The investigators have questions to him as an eyewitness - lawyer

MOSCOW, November 14 (Itar-Tass) — Moscow City’s former mayor Yuri Luzhkov plans reporting to the investigators for a session of questioning, his lawyer Alexei Melnikov said.

“I confirm Yuri Mikhailovich’s /second word in the name being a Russian patronymic – Itar-Tass/ unchanged plans to report to the Investigations Department tomorrow for an interview with the investigator,” Melnikov said.

“The investigators have questions to him as an eyewitness,” he said, adding that the former mayor is expected to come to the investigator’s office at around 10:00 hours November 15.

One of the issues that have aroused the investigation’s interest is the buyout of an extra issue of shares of the Bank of Moscow by the city government in 2009.

Later on, the bank spent the bulk of the 13 billion rubles /USD 1=USD 32.0/ it had received from the government to grant a loan to the closed joint-stock company Premier Estate.

Under the initial plan, Luzhkov was to be questioned October 28 but he said in an official letter to the investigator that he could not report on that day, as he was staying outside Russia.

He informed the Investigations Department, however, of his readiness to face the interviewers anytime upon return to Russia from November 11 through to November 22.

The Interior Ministry warned Luzhkov earlier that “measures envisioned by the Code of Practice may be taken against a person involved in a court case, should he or she shirk participation in investigative actions.”

Luzhkov has said on several occasions he perceives a political underpinning in this case.

Sergei Naryshkin, the chief of the Presidential Administration Staff said in an explanation for the decision to dismiss Luzhkov from the mayoral position that there had been reasons behind President Dmitry Medvedev’s move.

“First, there was an extremely inefficient governing of the city and, second, he and the people around him perpetrated corruption at a level defying belief,” Naryshkin said.

Luzhkov held the mayor’s office for eighteen years. President Dmitry Medvedev signed a decree on an early termination of Luzhkov’s powers September 28, 2010.

The document said: “Yuri Mikhailovich Luzhkov shall be relieved of duties of Moscow City Mayor due to a loss of trust with the President of Russia.”

The incumbent mayor, Sergei Sobyanin, was appointed in October 2010. Prior to it he had had the post of chief of administrative staff of Russia’s Prime Minister.

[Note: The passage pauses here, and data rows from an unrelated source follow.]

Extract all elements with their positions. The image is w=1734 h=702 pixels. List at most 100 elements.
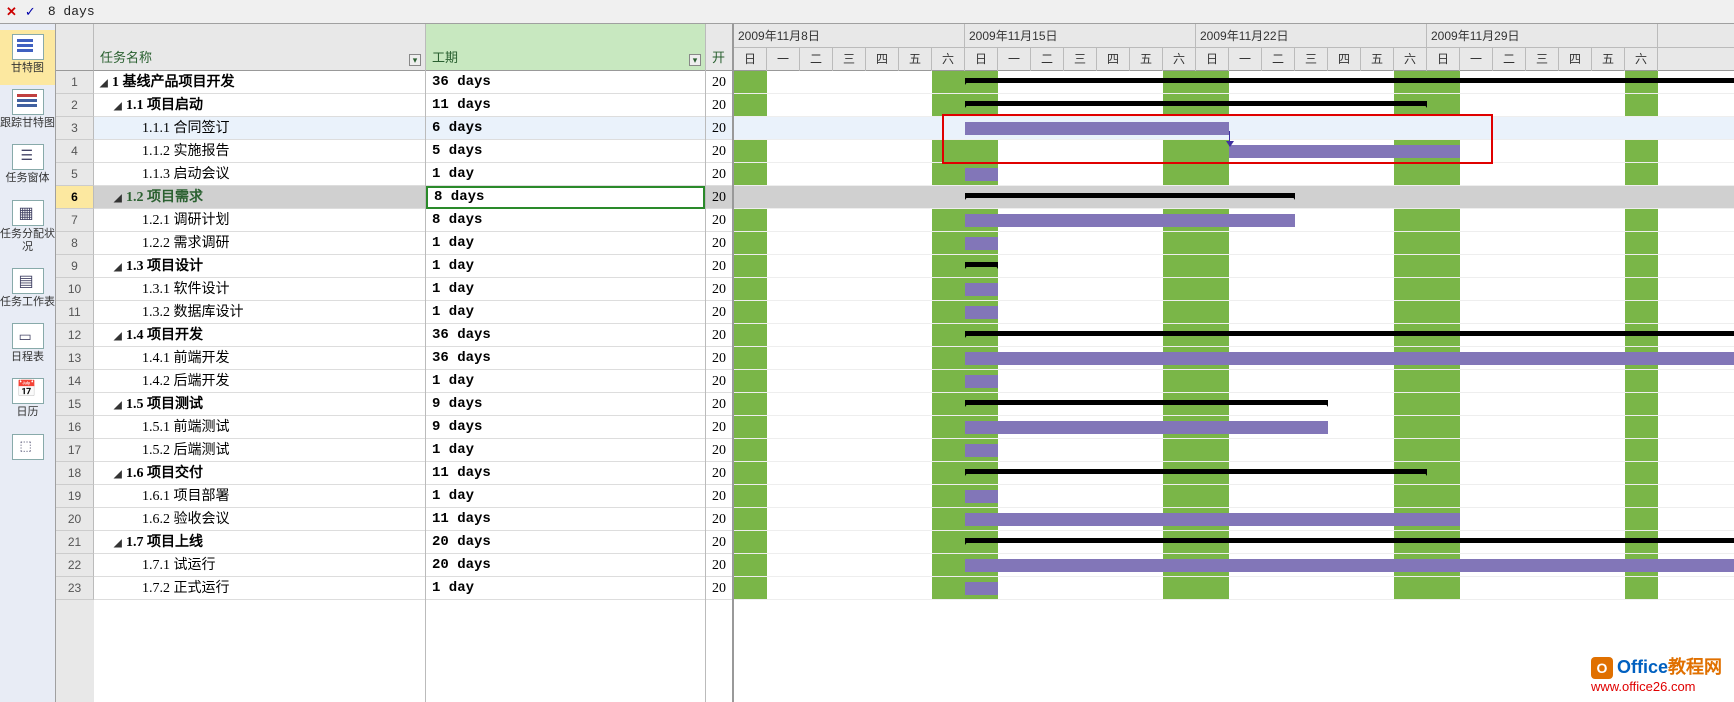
gantt-row[interactable] xyxy=(734,301,1734,324)
row-number[interactable]: 16 xyxy=(56,416,94,439)
task-bar[interactable] xyxy=(965,122,1229,135)
row-number[interactable]: 8 xyxy=(56,232,94,255)
row-number[interactable]: 3 xyxy=(56,117,94,140)
gantt-row[interactable] xyxy=(734,324,1734,347)
task-start-cell[interactable]: 20 xyxy=(706,163,732,186)
row-number[interactable]: 23 xyxy=(56,577,94,600)
sidebar-item-0[interactable]: 甘特图 xyxy=(0,30,55,85)
gantt-row[interactable] xyxy=(734,531,1734,554)
task-duration-cell[interactable]: 36 days xyxy=(426,71,705,94)
task-duration-cell[interactable]: 5 days xyxy=(426,140,705,163)
task-name-cell[interactable]: 1.5.2 后端测试 xyxy=(94,439,425,462)
gantt-row[interactable] xyxy=(734,186,1734,209)
task-name-cell[interactable]: 1.2.2 需求调研 xyxy=(94,232,425,255)
gantt-row[interactable] xyxy=(734,508,1734,531)
task-name-cell[interactable]: ◢1.1 项目启动 xyxy=(94,94,425,117)
gantt-row[interactable] xyxy=(734,209,1734,232)
gantt-row[interactable] xyxy=(734,462,1734,485)
task-duration-cell[interactable]: 11 days xyxy=(426,508,705,531)
summary-bar[interactable] xyxy=(965,331,1734,339)
row-number[interactable]: 11 xyxy=(56,301,94,324)
row-number[interactable]: 7 xyxy=(56,209,94,232)
gantt-row[interactable] xyxy=(734,71,1734,94)
row-number[interactable]: 18 xyxy=(56,462,94,485)
task-bar[interactable] xyxy=(965,444,998,457)
summary-bar[interactable] xyxy=(965,262,998,270)
summary-bar[interactable] xyxy=(965,538,1734,546)
task-duration-cell[interactable]: 8 days xyxy=(426,209,705,232)
summary-bar[interactable] xyxy=(965,193,1295,201)
collapse-icon[interactable]: ◢ xyxy=(114,95,124,117)
task-duration-cell[interactable]: 36 days xyxy=(426,347,705,370)
sidebar-item-6[interactable]: 日历 xyxy=(0,374,55,429)
row-number[interactable]: 21 xyxy=(56,531,94,554)
row-number[interactable]: 22 xyxy=(56,554,94,577)
sidebar-item-3[interactable]: 任务分配状况 xyxy=(0,196,55,264)
formula-value[interactable]: 8 days xyxy=(48,4,95,19)
task-name-cell[interactable]: ◢1 基线产品项目开发 xyxy=(94,71,425,94)
task-duration-cell[interactable]: 20 days xyxy=(426,531,705,554)
task-duration-cell[interactable]: 6 days xyxy=(426,117,705,140)
row-number[interactable]: 6 xyxy=(56,186,94,209)
task-duration-cell[interactable]: 1 day xyxy=(426,232,705,255)
task-bar[interactable] xyxy=(965,306,998,319)
task-duration-cell[interactable]: 11 days xyxy=(426,94,705,117)
collapse-icon[interactable]: ◢ xyxy=(114,256,124,278)
summary-bar[interactable] xyxy=(965,101,1427,109)
row-number[interactable]: 13 xyxy=(56,347,94,370)
summary-bar[interactable] xyxy=(965,78,1734,86)
gantt-row[interactable] xyxy=(734,163,1734,186)
gantt-row[interactable] xyxy=(734,117,1734,140)
summary-bar[interactable] xyxy=(965,469,1427,477)
task-name-cell[interactable]: 1.2.1 调研计划 xyxy=(94,209,425,232)
sidebar-item-4[interactable]: 任务工作表 xyxy=(0,264,55,319)
task-start-cell[interactable]: 20 xyxy=(706,117,732,140)
gantt-row[interactable] xyxy=(734,416,1734,439)
task-duration-cell[interactable]: 1 day xyxy=(426,485,705,508)
row-number[interactable]: 14 xyxy=(56,370,94,393)
collapse-icon[interactable]: ◢ xyxy=(114,325,124,347)
task-name-cell[interactable]: ◢1.3 项目设计 xyxy=(94,255,425,278)
task-bar[interactable] xyxy=(965,559,1734,572)
column-header-duration[interactable]: 工期 ▾ xyxy=(426,24,705,71)
row-number[interactable]: 15 xyxy=(56,393,94,416)
row-number[interactable]: 20 xyxy=(56,508,94,531)
task-start-cell[interactable]: 20 xyxy=(706,255,732,278)
task-name-cell[interactable]: 1.3.1 软件设计 xyxy=(94,278,425,301)
row-number[interactable]: 2 xyxy=(56,94,94,117)
task-start-cell[interactable]: 20 xyxy=(706,209,732,232)
row-number[interactable]: 4 xyxy=(56,140,94,163)
task-name-cell[interactable]: 1.4.1 前端开发 xyxy=(94,347,425,370)
task-start-cell[interactable]: 20 xyxy=(706,577,732,600)
task-bar[interactable] xyxy=(965,421,1328,434)
gantt-row[interactable] xyxy=(734,232,1734,255)
task-name-cell[interactable]: ◢1.5 项目测试 xyxy=(94,393,425,416)
task-name-cell[interactable]: 1.1.1 合同签订 xyxy=(94,117,425,140)
task-duration-cell[interactable]: 20 days xyxy=(426,554,705,577)
gantt-row[interactable] xyxy=(734,278,1734,301)
sidebar-item-2[interactable]: 任务窗体 xyxy=(0,140,55,195)
column-header-name[interactable]: 任务名称 ▾ xyxy=(94,24,425,71)
task-start-cell[interactable]: 20 xyxy=(706,485,732,508)
task-name-cell[interactable]: 1.5.1 前端测试 xyxy=(94,416,425,439)
task-name-cell[interactable]: 1.1.3 启动会议 xyxy=(94,163,425,186)
row-number[interactable]: 9 xyxy=(56,255,94,278)
collapse-icon[interactable]: ◢ xyxy=(100,72,110,94)
collapse-icon[interactable]: ◢ xyxy=(114,394,124,416)
task-start-cell[interactable]: 20 xyxy=(706,393,732,416)
row-number[interactable]: 19 xyxy=(56,485,94,508)
sidebar-item-5[interactable]: 日程表 xyxy=(0,319,55,374)
task-start-cell[interactable]: 20 xyxy=(706,439,732,462)
task-duration-cell[interactable]: 9 days xyxy=(426,393,705,416)
sidebar-item-7[interactable] xyxy=(0,430,55,472)
task-name-cell[interactable]: 1.6.2 验收会议 xyxy=(94,508,425,531)
task-start-cell[interactable]: 20 xyxy=(706,232,732,255)
gantt-row[interactable] xyxy=(734,94,1734,117)
task-duration-cell[interactable]: 8 days xyxy=(426,186,705,209)
summary-bar[interactable] xyxy=(965,400,1328,408)
row-number[interactable]: 12 xyxy=(56,324,94,347)
gantt-row[interactable] xyxy=(734,485,1734,508)
task-start-cell[interactable]: 20 xyxy=(706,416,732,439)
task-duration-cell[interactable]: 1 day xyxy=(426,163,705,186)
row-number[interactable]: 5 xyxy=(56,163,94,186)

Investigators have more than once issued summons to Luzhkov’s wife, Yelena Baturina, to appear in the investigations office as an eyewitness. She was supposed to be there February 25, March 4 and April 8 but she never did owing to the fact of her long-term stay abroad.

“In case of Baturina’s further failures to report to investigators, the pretrial agencies will be compelled to take coercive steps, including the ones effectuated with the assistance of Interpol,” an official at the Investigations Department said earlier, adding that requests for assistance might be sent to the law enforcement bodies in Britain and Austria.

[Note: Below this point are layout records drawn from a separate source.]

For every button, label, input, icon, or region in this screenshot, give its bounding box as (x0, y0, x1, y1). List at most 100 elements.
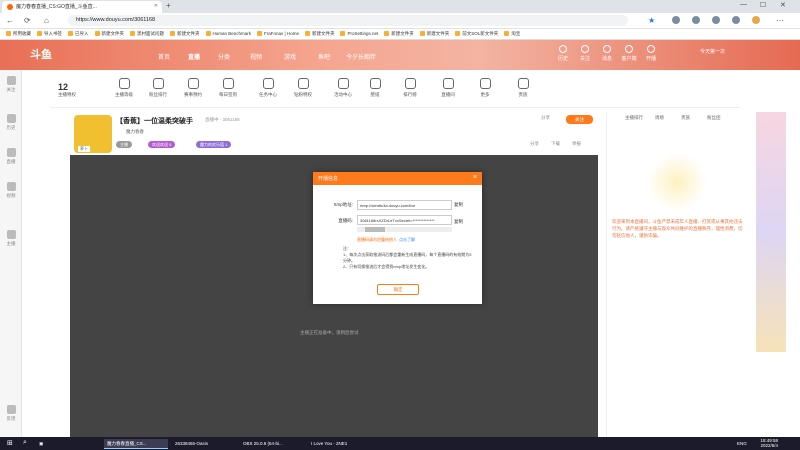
site-logo[interactable]: 斗鱼 (30, 46, 52, 62)
share-button[interactable]: 分享 (541, 115, 550, 121)
home-icon[interactable]: ⌂ (44, 16, 49, 25)
nav-games[interactable]: 游戏 (284, 52, 296, 61)
rtmp-field[interactable]: rtmp://sendtc3a.douyu.com/live (357, 200, 452, 210)
bookmark-item[interactable]: 黑村面试问题 (130, 31, 164, 37)
header-client[interactable]: 客户端 (619, 45, 639, 62)
taskbar-item-music[interactable]: I Love You - 2NE1 (308, 439, 372, 449)
dialog-title: 开播信息 (318, 176, 339, 182)
sidebar-item-feedback[interactable]: 反馈 (3, 405, 19, 422)
more-menu-icon[interactable]: ⋯ (776, 16, 784, 25)
profile-avatar-icon[interactable] (752, 16, 760, 24)
bookmark-item[interactable]: 前文SOL新文件夹 (455, 31, 498, 37)
stream-code-field[interactable]: 3061168rsXZDrLeTxxSecret=************** (357, 215, 452, 225)
feature-live-room[interactable]: 直播间 (431, 78, 465, 98)
collections-icon[interactable] (692, 16, 700, 24)
nav-home[interactable]: 首页 (158, 52, 170, 61)
sidebar-item-history[interactable]: 历史 (3, 114, 19, 131)
feature-anchor-privilege[interactable]: 主播特权 (50, 92, 84, 98)
tab-anchor-rank[interactable]: 主播排行 (625, 115, 643, 121)
action-report[interactable]: 举报 (572, 141, 581, 147)
live-icon (6, 148, 16, 157)
feature-noble[interactable]: 贵族 (506, 78, 540, 98)
taskbar-item-browser[interactable]: 魔力春春直播_CS... (104, 439, 168, 449)
side-promo-banners[interactable] (756, 112, 786, 352)
follow-button[interactable]: 关注 (566, 115, 593, 124)
tab-fan-club[interactable]: 粉丝团 (707, 115, 721, 121)
nav-live[interactable]: 直播 (188, 52, 200, 61)
sidebar-item-video[interactable]: 视频 (3, 182, 19, 199)
maximize-icon[interactable]: ☐ (760, 1, 766, 9)
feature-fan-rank[interactable]: 粉丝排行 (141, 78, 175, 98)
feature-anchor-level[interactable]: 主播等级 (107, 78, 141, 98)
rtmp-label: rtmp地址: (333, 202, 353, 207)
windows-start-icon[interactable]: ⊞ (4, 437, 16, 447)
room-id: 直播中 · 3061168 (205, 117, 240, 122)
sidebar-item-live[interactable]: 直播 (3, 148, 19, 165)
event-banner-text[interactable]: 今天第一次 (700, 48, 725, 55)
bookmark-item[interactable]: 已导入 (68, 31, 89, 37)
sidebar-item-follow[interactable]: 关注 (3, 76, 19, 93)
feature-more[interactable]: 更多 (468, 78, 502, 98)
tab-weekly[interactable]: 周榜 (655, 115, 664, 121)
bookmark-item[interactable]: 淘宝 (504, 31, 520, 37)
close-window-icon[interactable]: ✕ (780, 1, 786, 9)
refresh-icon[interactable]: ⟳ (24, 16, 31, 25)
bookmark-item[interactable]: 新建文件夹 (384, 31, 414, 37)
role-badge: 主播 (116, 141, 132, 148)
feature-event-booking[interactable]: 赛事预约 (176, 78, 210, 98)
help-link[interactable]: 点击了解 (399, 237, 415, 243)
input-language[interactable]: ENG (734, 439, 750, 449)
url-bar[interactable]: https://www.douyu.com/3061168 (68, 15, 628, 26)
tab-noble[interactable]: 贵族 (681, 115, 690, 121)
system-clock[interactable]: 18:49:58 2022/6/4 (760, 438, 778, 448)
nav-yuba[interactable]: 鱼吧 (318, 52, 330, 61)
bookmark-star-icon[interactable]: ★ (648, 16, 655, 25)
bookmark-item[interactable]: 导入书签 (37, 31, 62, 37)
back-icon[interactable]: ← (6, 16, 14, 25)
feature-wallpaper[interactable]: 壁纸 (358, 78, 392, 98)
nav-event[interactable]: 今夕长相伴 (346, 52, 376, 61)
feature-daily-checkin[interactable]: 每日签到 (211, 78, 245, 98)
history-icon[interactable] (732, 16, 740, 24)
task-view-icon[interactable]: ▣ (36, 439, 46, 449)
nav-video[interactable]: 视频 (250, 52, 262, 61)
feature-activity[interactable]: 活动中心 (326, 78, 360, 98)
confirm-button[interactable]: 确定 (377, 284, 419, 295)
joy-badge[interactable]: 魔力的欢乐值 1 (196, 141, 232, 148)
anchor-name[interactable]: 魔力春春 (126, 129, 144, 135)
bookmark-item[interactable]: 新建文件夹 (170, 31, 200, 37)
header-start-live[interactable]: 开播 (641, 45, 661, 62)
bookmark-item[interactable]: 新建文件夹 (95, 31, 125, 37)
action-share[interactable]: 分享 (530, 141, 539, 147)
header-follow[interactable]: 关注 (575, 45, 595, 62)
feature-diamond-fans[interactable]: 钻粉特权 (286, 78, 320, 98)
nav-category[interactable]: 分类 (218, 52, 230, 61)
search-icon[interactable]: ⌕ (20, 437, 30, 447)
bookmark-item[interactable]: ProSettings.net (340, 31, 378, 37)
scrollbar-thumb[interactable] (365, 227, 385, 232)
copy-rtmp-button[interactable]: 复制 (454, 202, 463, 208)
bookmark-item[interactable]: 新建文件夹 (420, 31, 450, 37)
fan-badge[interactable]: 欢迎欢迎 5 (148, 141, 176, 148)
bookmark-item[interactable]: 所用收藏 (6, 31, 31, 37)
feature-task-center[interactable]: 任务中心 (251, 78, 285, 98)
bookmark-item[interactable]: 新建文件夹 (305, 31, 335, 37)
copy-code-button[interactable]: 复制 (454, 219, 463, 225)
header-message[interactable]: 消息 (597, 45, 617, 62)
feature-ranking[interactable]: 排行榜 (393, 78, 427, 98)
close-tab-icon[interactable]: ✕ (154, 3, 158, 9)
minimize-icon[interactable]: — (740, 1, 747, 8)
browser-tab-active[interactable]: 魔力春春直播_CS:GO直播_斗鱼直... ✕ (2, 1, 162, 13)
close-icon[interactable]: × (473, 174, 477, 181)
new-tab-button[interactable]: + (166, 1, 171, 10)
favorites-icon[interactable] (712, 16, 720, 24)
extension-icon[interactable] (672, 16, 680, 24)
taskbar-item-oasis[interactable]: 26338465-Oasis (172, 439, 236, 449)
sidebar-item-anchor[interactable]: 主播 (3, 230, 19, 247)
header-history[interactable]: 历史 (553, 45, 573, 62)
taskbar-item-obs[interactable]: OBS 25.0.8 (64-bi... (240, 439, 304, 449)
action-download[interactable]: 下载 (551, 141, 560, 147)
bookmark-item[interactable]: Human Benchmark (206, 31, 252, 37)
code-scrollbar[interactable] (357, 227, 452, 232)
bookmark-item[interactable]: FraFonax | Home (257, 31, 299, 37)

In 2009, more than 12 billion rubles, which the Premier Estate company had borrowed from the Bank of Moscow, were remitted to the company INTEKO controlled by Baturina. The investigation believes the monies were drawn from the bank on the basis of unreliable data on the subject of pledge and its value.

The subject was a plot of 58 hectares of land assigned to the Ramenskoye Territorial Directorate and co-owned by three executives of INTEKO. Baturina had 90% in it.

INTEKO has a different owner now, while Yelena Baturina remains abroad.

A criminal case was instituted at the end of May against Andrei Borodin, the former President of the Bank of Moscow, and Dmitry Akulinin, the former First Vice President of the Bank. Both men are charged with a fraud and have been placed on the international wanted list.